Frank Stillwell
Born in Iowa, Frank Stillwell (1856 – 1882) ended up in Arizona in 1877, where he had his first recorded run in with the law: a new cook served him tea instead of coffee, and Stillwell shot him dead. In 1879, he staked a claim and worked a mine in Mojave, Arizona, when he got into a dispute with a fellow miner over claim-jumping. Stillwell settled the dispute by grabbing a rock and smashing in his rival’s face until he was dead. He was arrested for murder, but charges were dropped for lack of evidence.
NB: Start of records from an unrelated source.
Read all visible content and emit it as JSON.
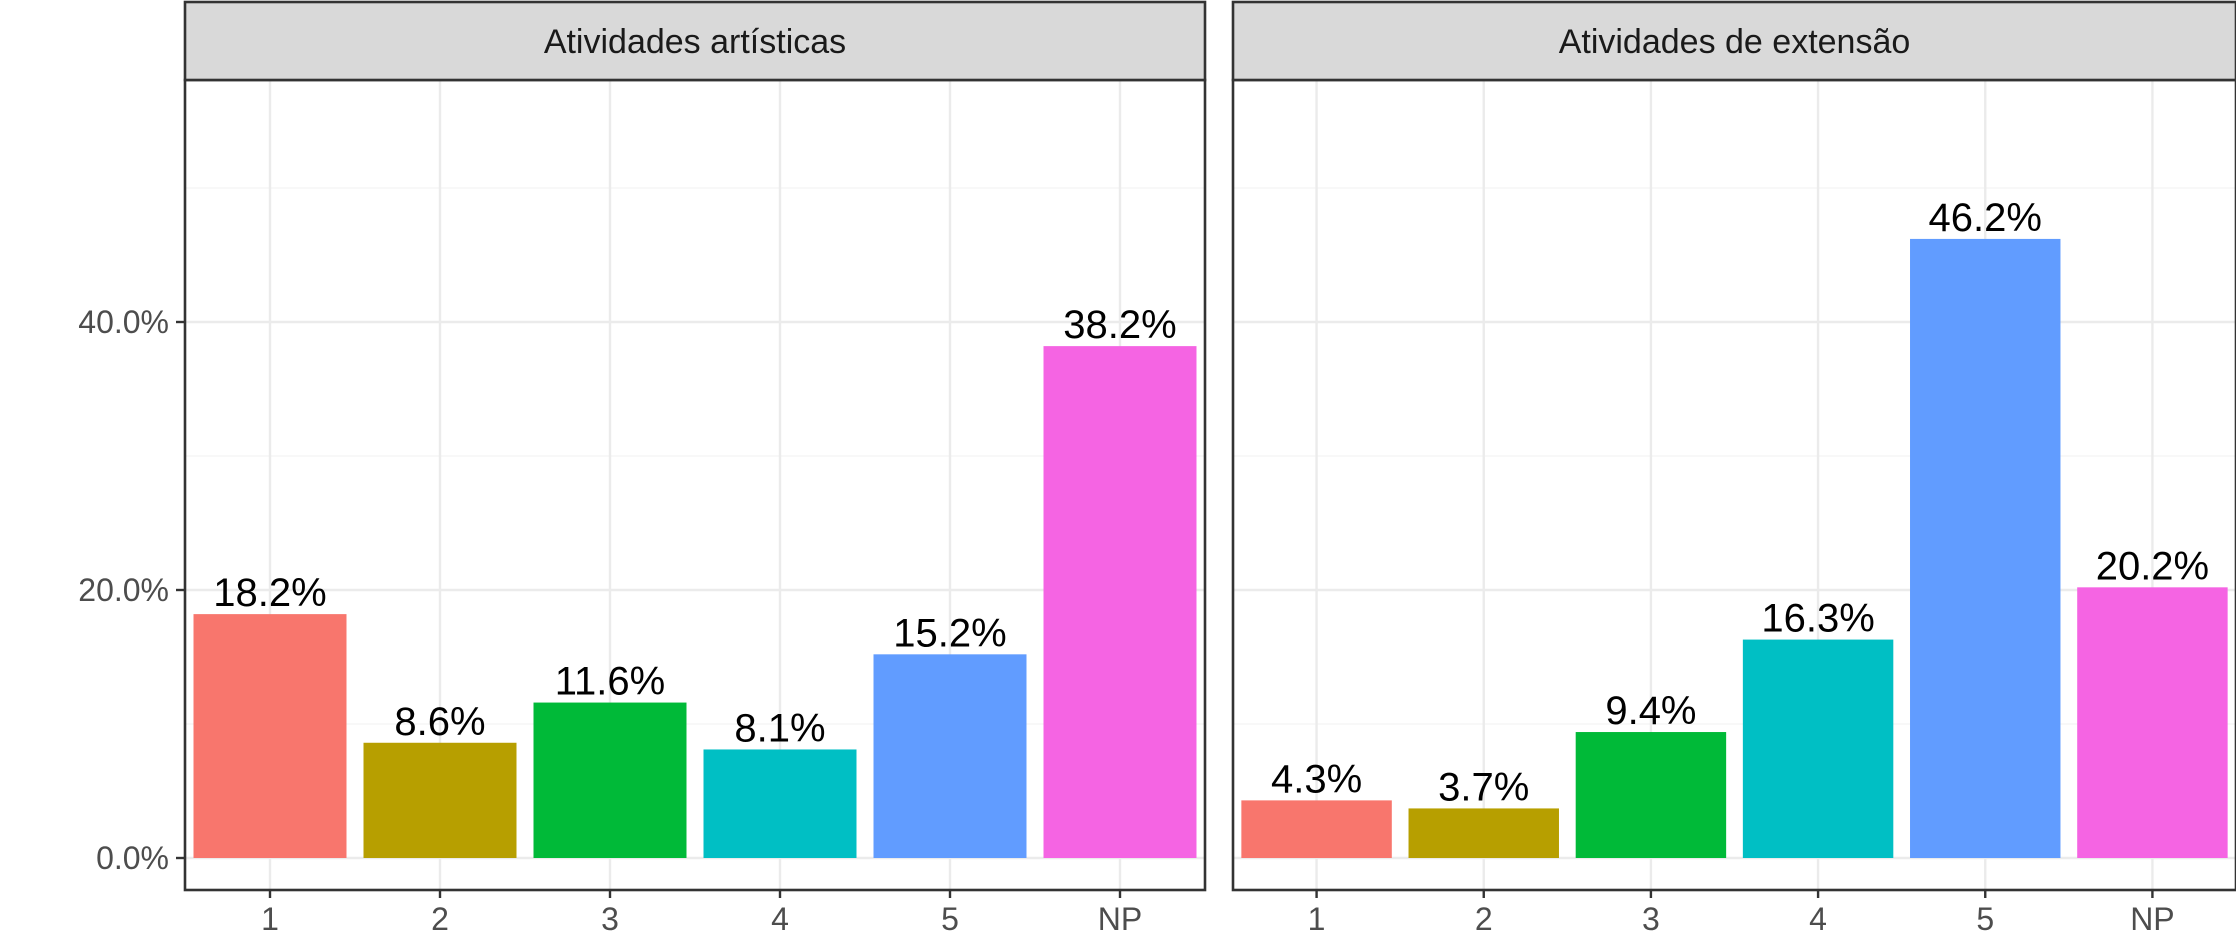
{
  "chart_data": {
    "type": "bar",
    "categories": [
      "1",
      "2",
      "3",
      "4",
      "5",
      "NP"
    ],
    "colors": [
      "#F8766D",
      "#B79F00",
      "#00BA38",
      "#00BFC4",
      "#619CFF",
      "#F564E3"
    ],
    "y_axis": {
      "ticks": [
        0,
        20,
        40
      ],
      "tick_labels": [
        "0.0%",
        "20.0%",
        "40.0%"
      ],
      "ylim": [
        0,
        58
      ],
      "grid": true
    },
    "panels": [
      {
        "title": "Atividades artísticas",
        "values": [
          18.2,
          8.6,
          11.6,
          8.1,
          15.2,
          38.2
        ],
        "value_labels": [
          "18.2%",
          "8.6%",
          "11.6%",
          "8.1%",
          "15.2%",
          "38.2%"
        ]
      },
      {
        "title": "Atividades de extensão",
        "values": [
          4.3,
          3.7,
          9.4,
          16.3,
          46.2,
          20.2
        ],
        "value_labels": [
          "4.3%",
          "3.7%",
          "9.4%",
          "16.3%",
          "46.2%",
          "20.2%"
        ]
      }
    ]
  }
}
He was hired as a Cochise County sheriff’s deputy in 1881, but was fired soon thereafter for “accounting irregularities”. A few months later, he robbed a stagecoach near Tombstone, Arizona, and was tracked down and arrested by lawmen Wyatt and Virgil Earp. Charges were dropped however for insufficient evidence, and after Stillwell produced alibi witnesses. The Earps, in their capacity as US Marshals, then charged Stillwell with the federal crime of interference with a mail carrier, which created a perception that Stillwell was being persecuted, and led soon thereafter to the assassination of Wyatt’s brother, Morgan Earp.
Witnesses reported seeing Stillwell fleeing from the scene, and a Coroner’s jury listed Stillwell among the suspects in the assassination. Wyatt Earp then formed a posse and went after the suspects in the murder of his brother Morgan and the earlier shooting of his other brother, Virgil. Two days after Morgan’s assassination, Wyatt Earp received information that Stillwell planned to murder his brother Virgil in Tucson when the train carrying him and Morgan’s coffin to California stopped there. Wyatt formed an escort to accompany Virgil, and on March 20, 1882, spotted Stillwell and two associates waiting in ambush near Tucson’s train station. Stillwell and his friends ran for their lives when they spotted Wyatt, but Stillwell stumbled. By the time he got back on his feet, Wyatt Earp was upon him.
“I ran straight for Stilwell,” he later recounted. “It was he who killed my brother. What a coward he was. He couldn’t shoot when I came near him. He stood there helpless and trembling for his life. As I rushed upon him he put out his hands and clutched at my shotgun. I let go both barrels, and he tumbled down dead and mangled at my feet.”